Deutsch für Geflüchtete – eine der Kernaufgaben der Ehrenamtlichen

Mit Deutschunterricht fing es an. Schon 2014, noch vor der großen Flüchtlingswelle, gab es Lahrer Bürgerinnen und Bürger, die auf eigene Initiative ihre Hilfe in den staatlichen Flüchtlingsunterkünften anboten. Das Erlernen der deutschen Sprache, so hatten sie erkannt, ist eine Grundvoraussetzung dafür, dass die Menschen aus Eritrea, Gambia, Irak, Georgien oder Pakistan mit dem Leben in ihrem Zufluchtsland Deutschland zurecht kamen. Zu den „Pionieren“ gehörten damals zum Beispiel Gudrun Bertsche und Jürgen Siefert. Sana Alyaaqubi, selbst aus dem von Bomben und Raketen getroffenen Irak geflohen, engagierte sich ebenfalls für Geflüchtete und gab Deutschunterricht für Anfänger.

Eine weitere Gruppe stieß bald darauf dazu: Nach zwei Semestern „Deutsch lernen mittels deutscher Lieder“ waren aus der Gruppe, die sich 2014 wöchentlich zum Singen in der Volkshochschule traf, fast nur noch die Deutschen übriggeblieben. Die drei Organisatoren beschlossen deshalb, ihren Deutschunterricht ebenfalls in die Flüchtlingsunterkünfte zu verlegen.


Titelfoto: Freundeskreis Flüchtlinge Lahr

Deutschunterricht im Begegnungshaus auf dem Urteilsplatz – ein Bild aus dem Jahr 2018.


Aus diesen Anfängen entstand schon Anfang 2015 der Freundeskreis Flüchtlinge Lahr. Die Ehrenamtlichen erkannten bald, dass Hilfe auf vielen weiteren Gebieten notwendig war. Immer aber gab es Deutschkurse als eine der Hauptaufgaben der Integrationsarbeit, wie die Mitglieder sie verstanden.

Vor allem am Anfang war diese Arbeit schon deshalb von zentraler Wichtigkeit, weil das Engagement der Behörden auf diesem Gebiet erst verspätet und zögerlich anlief. Die vom Staat finanzierten Angebote verschiedener Organisationen und auch der Volkshochschule waren zudem nicht zahlreich genug, mit Kosten verbunden und an bestimmte Aufnahmebedingungen geknüpft. Lehrerinnen und Lehrer, die die vom Staat geforderte Qualifikation „Deutsch als Fremdsprache“ besaßen, gab es nicht genug; selbst für Fremdsprachenlehrer für Englisch, Französisch und andere Sprachen war der Erwerb dieser Qualifikation Bedingung für eine Beschäftigung.

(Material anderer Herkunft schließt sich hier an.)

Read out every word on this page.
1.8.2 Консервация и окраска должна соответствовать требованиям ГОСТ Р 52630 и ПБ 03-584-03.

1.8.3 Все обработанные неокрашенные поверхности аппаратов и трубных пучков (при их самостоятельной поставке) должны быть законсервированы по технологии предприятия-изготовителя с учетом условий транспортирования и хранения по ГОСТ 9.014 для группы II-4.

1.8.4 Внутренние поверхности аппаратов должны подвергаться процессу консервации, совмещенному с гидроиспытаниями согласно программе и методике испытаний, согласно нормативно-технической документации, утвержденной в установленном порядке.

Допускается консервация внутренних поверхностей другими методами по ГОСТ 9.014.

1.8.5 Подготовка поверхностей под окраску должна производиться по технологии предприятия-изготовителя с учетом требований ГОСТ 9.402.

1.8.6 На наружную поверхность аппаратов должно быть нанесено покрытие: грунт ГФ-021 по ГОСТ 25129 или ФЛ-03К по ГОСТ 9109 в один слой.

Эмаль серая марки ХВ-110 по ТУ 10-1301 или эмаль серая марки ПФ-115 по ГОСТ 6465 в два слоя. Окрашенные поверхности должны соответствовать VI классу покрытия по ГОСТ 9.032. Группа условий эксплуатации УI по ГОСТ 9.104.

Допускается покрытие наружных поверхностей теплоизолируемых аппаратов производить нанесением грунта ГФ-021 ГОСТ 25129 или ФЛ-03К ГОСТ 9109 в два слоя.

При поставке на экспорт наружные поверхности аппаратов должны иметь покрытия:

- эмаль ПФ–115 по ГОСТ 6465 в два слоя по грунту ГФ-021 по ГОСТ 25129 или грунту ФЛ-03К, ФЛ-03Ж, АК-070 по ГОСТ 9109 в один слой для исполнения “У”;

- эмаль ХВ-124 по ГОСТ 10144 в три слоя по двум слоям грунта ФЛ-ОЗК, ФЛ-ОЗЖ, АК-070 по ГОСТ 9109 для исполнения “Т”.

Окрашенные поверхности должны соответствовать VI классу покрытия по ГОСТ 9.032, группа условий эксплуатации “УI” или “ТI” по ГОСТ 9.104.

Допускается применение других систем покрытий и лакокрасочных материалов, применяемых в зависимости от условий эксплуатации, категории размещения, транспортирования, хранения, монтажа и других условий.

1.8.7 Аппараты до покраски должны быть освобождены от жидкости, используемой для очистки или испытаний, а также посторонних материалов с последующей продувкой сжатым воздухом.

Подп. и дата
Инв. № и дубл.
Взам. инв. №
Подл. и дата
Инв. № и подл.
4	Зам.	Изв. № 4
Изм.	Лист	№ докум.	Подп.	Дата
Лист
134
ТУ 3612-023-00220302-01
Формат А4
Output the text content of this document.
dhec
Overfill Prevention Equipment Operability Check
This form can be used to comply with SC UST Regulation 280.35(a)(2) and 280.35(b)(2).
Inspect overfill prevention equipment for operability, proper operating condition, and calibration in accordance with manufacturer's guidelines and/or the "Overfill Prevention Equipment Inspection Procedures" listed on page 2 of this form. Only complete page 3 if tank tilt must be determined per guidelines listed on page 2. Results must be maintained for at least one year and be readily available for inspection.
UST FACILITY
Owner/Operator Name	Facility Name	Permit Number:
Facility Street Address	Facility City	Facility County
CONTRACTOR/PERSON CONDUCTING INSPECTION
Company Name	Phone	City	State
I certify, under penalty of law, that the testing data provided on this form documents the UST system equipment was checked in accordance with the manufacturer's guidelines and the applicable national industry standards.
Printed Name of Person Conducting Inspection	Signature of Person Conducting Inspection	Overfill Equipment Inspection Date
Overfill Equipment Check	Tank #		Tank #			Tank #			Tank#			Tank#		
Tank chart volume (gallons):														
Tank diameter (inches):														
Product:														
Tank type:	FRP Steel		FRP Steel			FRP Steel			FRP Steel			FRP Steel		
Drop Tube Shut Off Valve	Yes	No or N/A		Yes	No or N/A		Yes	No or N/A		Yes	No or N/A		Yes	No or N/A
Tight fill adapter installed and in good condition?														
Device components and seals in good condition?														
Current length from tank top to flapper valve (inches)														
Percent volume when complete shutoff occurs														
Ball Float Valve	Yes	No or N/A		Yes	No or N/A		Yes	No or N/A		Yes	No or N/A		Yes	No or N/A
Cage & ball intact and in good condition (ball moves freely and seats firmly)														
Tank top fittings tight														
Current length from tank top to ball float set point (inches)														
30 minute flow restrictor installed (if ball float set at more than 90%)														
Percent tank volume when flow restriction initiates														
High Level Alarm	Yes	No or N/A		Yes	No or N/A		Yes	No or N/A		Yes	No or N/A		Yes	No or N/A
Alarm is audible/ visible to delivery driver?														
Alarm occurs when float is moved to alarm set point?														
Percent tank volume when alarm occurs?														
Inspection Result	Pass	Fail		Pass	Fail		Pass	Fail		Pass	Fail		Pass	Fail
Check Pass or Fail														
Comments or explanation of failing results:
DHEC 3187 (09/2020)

Wer die deutsche Sprache auch schriftlich beherrscht, hat einen Vorteil. – Foto: pixabay.de

Die Ehrenamtlichen des Freundeskreises Flüchtlinge Lahr mussten diese Bedingungen nicht beachten. Vielfach waren sie keine ausgebildeten Lehrerinnen und Lehrer, machten sich aber mit umso größerem Eifer an die Arbeit, tauschten sich aus, praktizierten die Methode „Learning by doing“, arbeiteten im Team und hospitierten bei Unterrichtenden, die schon versierter waren.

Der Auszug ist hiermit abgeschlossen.